Dans un entretien accordé à Frédéric Sabouraud et à Serge toubiana, Ivens disait ceci : « Ces dix dernières années, j’ai beaucoup repensé à mon travail antérieur, à ce à quoi j’ai cru, les utopies, les idéologies très figées ; et le vent, je crois, emporte tout ». Cinéaste engagé, militant contre la guerre du Vietnam, pour la décolonisation, pour la dignité des travailleurs, militant communiste attiré par le maoïsme chinois, il réalise ici un film en marge des luttes qui l’ont animé jusque là. Coréalisé avec sa complice et compagne Marceline Loridan Ivens, le film nous le montre serein, vieillard alerte et magnifique, calme et presqu’assagi, même si la colère est encore là, prête à bondir. Ce sera le cas dans une très belle scène, où Ivens doit affronter la bêtise administrative de la bureaucratie chinoise, afin d’obtenir l’autorisation de filmer dans le musée  renfermant les célèbres statues de terre cuite de l’empereur Qin. Affrontement verbal, filmé comme en cachette, on y verra le cinéaste s’indigner, se fâcher, s’époumoner, en vain. Il aura toutefois le dernier mot à l’écran, s’offrant  une armée entière de reproductions  grandeur nature, le secondant dans un grand et digne bras d’honneur à l’imbécilité des petits chefs.

Car si Ivens est fasciné par la Chine, et s’il a longtemps soutenu la chine nouvelle du maoïsme (comme le montre sa série de filmsComment Yukong déplaça les montagnes, tournés entre 1971 et 1975), il n’en est pas pourtant un défenseur aveugle, un converti larbin. Son affection va au peuple, à l’humain. Ses relations avec le pouvoir, avec l’autorité et sa bureaucratie ont toujours été conflictuelles, que ce soit en Russie Soviétique, aux Etats-Unis, en Indonésie, chez lui aux Pays-Bas, ou ici en Chine.

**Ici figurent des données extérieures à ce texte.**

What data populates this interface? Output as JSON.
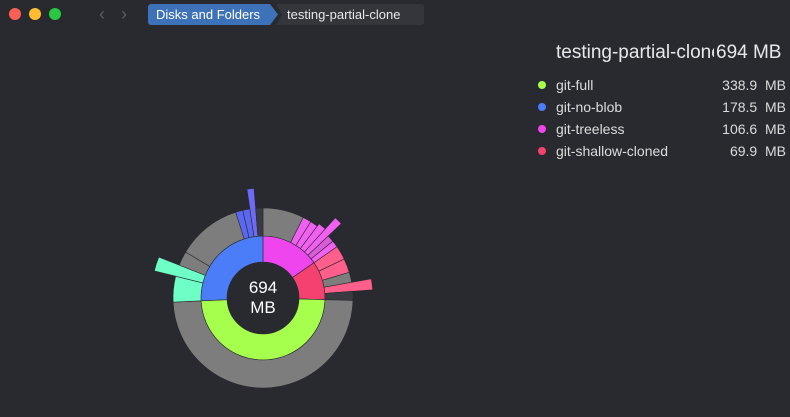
{
  "window": {
    "nav_back": "‹",
    "nav_forward": "›"
  },
  "breadcrumb": [
    "Disks and Folders",
    "testing-partial-clone"
  ],
  "info": {
    "title": "testing-partial-clone",
    "size": "694 MB",
    "items": [
      {
        "name": "git-full",
        "size": "338.9  MB",
        "color": "#a6ff4d"
      },
      {
        "name": "git-no-blob",
        "size": "178.5  MB",
        "color": "#4a7df7"
      },
      {
        "name": "git-treeless",
        "size": "106.6  MB",
        "color": "#ef45ef"
      },
      {
        "name": "git-shallow-cloned",
        "size": "69.9  MB",
        "color": "#f4416f"
      }
    ]
  },
  "chart_data": {
    "type": "sunburst",
    "center_label": [
      "694",
      "MB"
    ],
    "total": 694,
    "categories": [
      "git-full",
      "git-no-blob",
      "git-treeless",
      "git-shallow-cloned"
    ],
    "values": [
      338.9,
      178.5,
      106.6,
      69.9
    ],
    "colors": [
      "#a6ff4d",
      "#4a7df7",
      "#ef45ef",
      "#f4416f"
    ]
  }
}
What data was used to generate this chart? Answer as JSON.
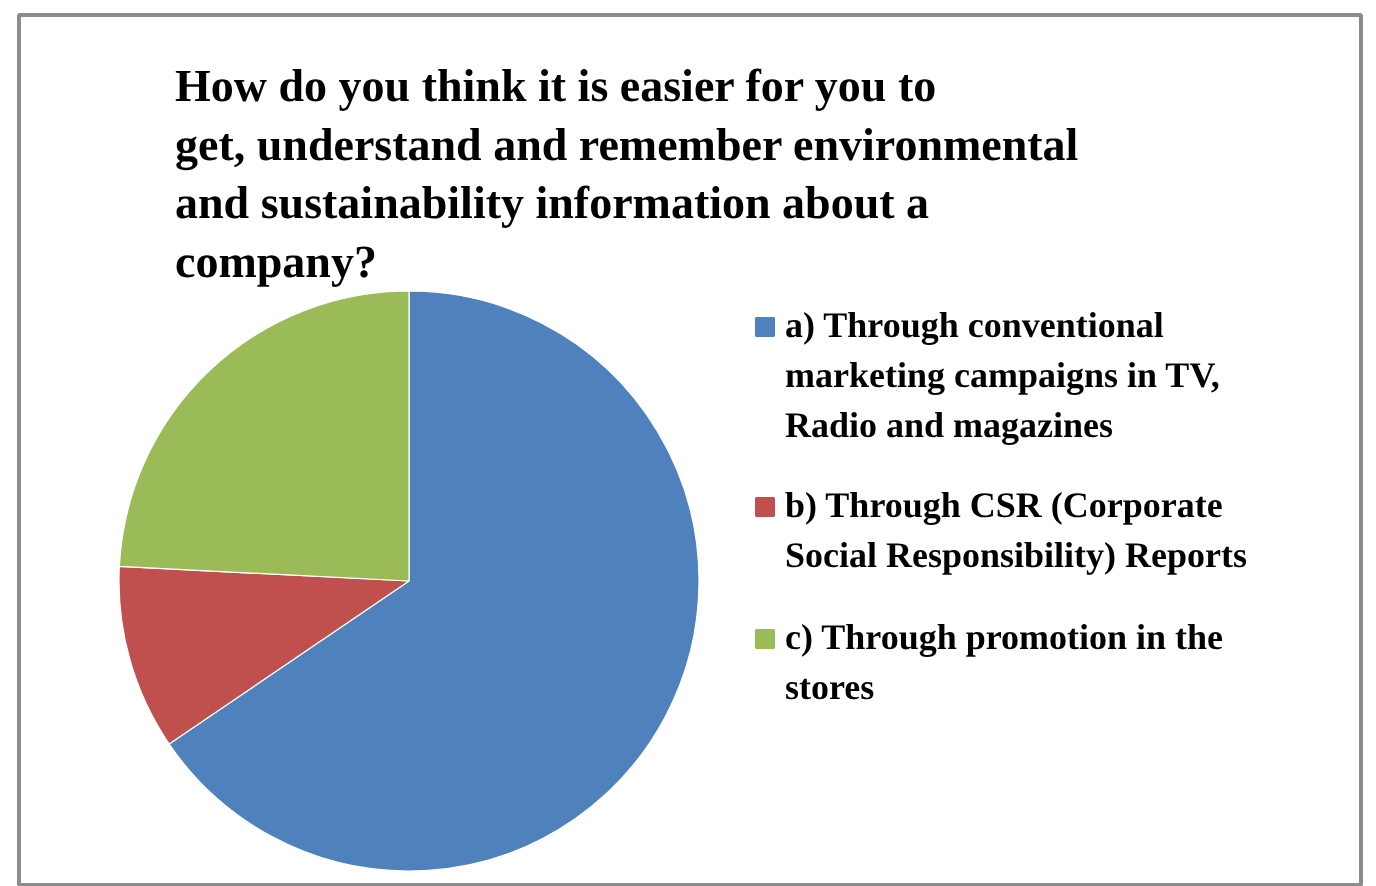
{
  "chart_data": {
    "type": "pie",
    "title": "How do you think it is easier for you to get, understand and remember environmental and sustainability information about a company?",
    "categories": [
      "a) Through conventional marketing campaigns in TV, Radio and magazines",
      "b) Through CSR (Corporate Social Responsibility) Reports",
      "c) Through promotion in the stores"
    ],
    "values": [
      65.5,
      10.3,
      24.2
    ],
    "colors": [
      "#4f81bd",
      "#c0504d",
      "#9bbb59"
    ],
    "legend": "right"
  }
}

Ainsi, malgré les grandes différences d’approche entre ses films chinois, propagande spontanée et avouée pour le collectivisme et le communisme chinois, et “Chung Kuo, la Chine”, le film d’Antonioni, voué à l’autodafé par le pouvoir, Joris Ivens refusera catégoriquement de s’associer, comme on lui demandait, au concert de condamnations d’Antonioni.

“Une histoire de vent” est un film de philosophe autant que d’artiste rêveur, c’est un film sur l’attente, sur la patience. Connaissant son sujet, le vent, de par sa jeunesse au pied des moulins, et pour l’avoir déjà traqué, pour son film sur le mistral, et sachant son imprévisibilité indomptable, Joris Ivens s’y apprête avec une sagesse toute orientale, une sérénité calquée sur celle des grands maîtres qu’il rencontre dans son périple. Il sait qu’il va devoir attendre, longtemps, le bon vouloir des éléments, qu’il va devoir se plier à leur caprice, se conformer à eux, devenir comme eux. Mais il va devoir pour celà trouver une patience au-delà de la patience, par-delà l’attente, jusqu’à un moment où malgré toute sa sagesse nouvellement acquise, Ivens ne veux plus qu’une chose, aboutir, quitte à tricher, recourir à tous les procédés, y compris la sorcellerie,  pour le dompter, ce vent, pour l’appeler et le capturer, enfin.

Dans un entretien qu’il nous avait accordé (j’étais avec Frédéric Sabouraud), Ivens disait ceci : « Ces dix dernières années, j’ai beaucoup repensé à mon travail antérieur, à ce à quoi j’ai cru, les utopies, les idéologies très figées ; et le vent, je crois, emporte tout ».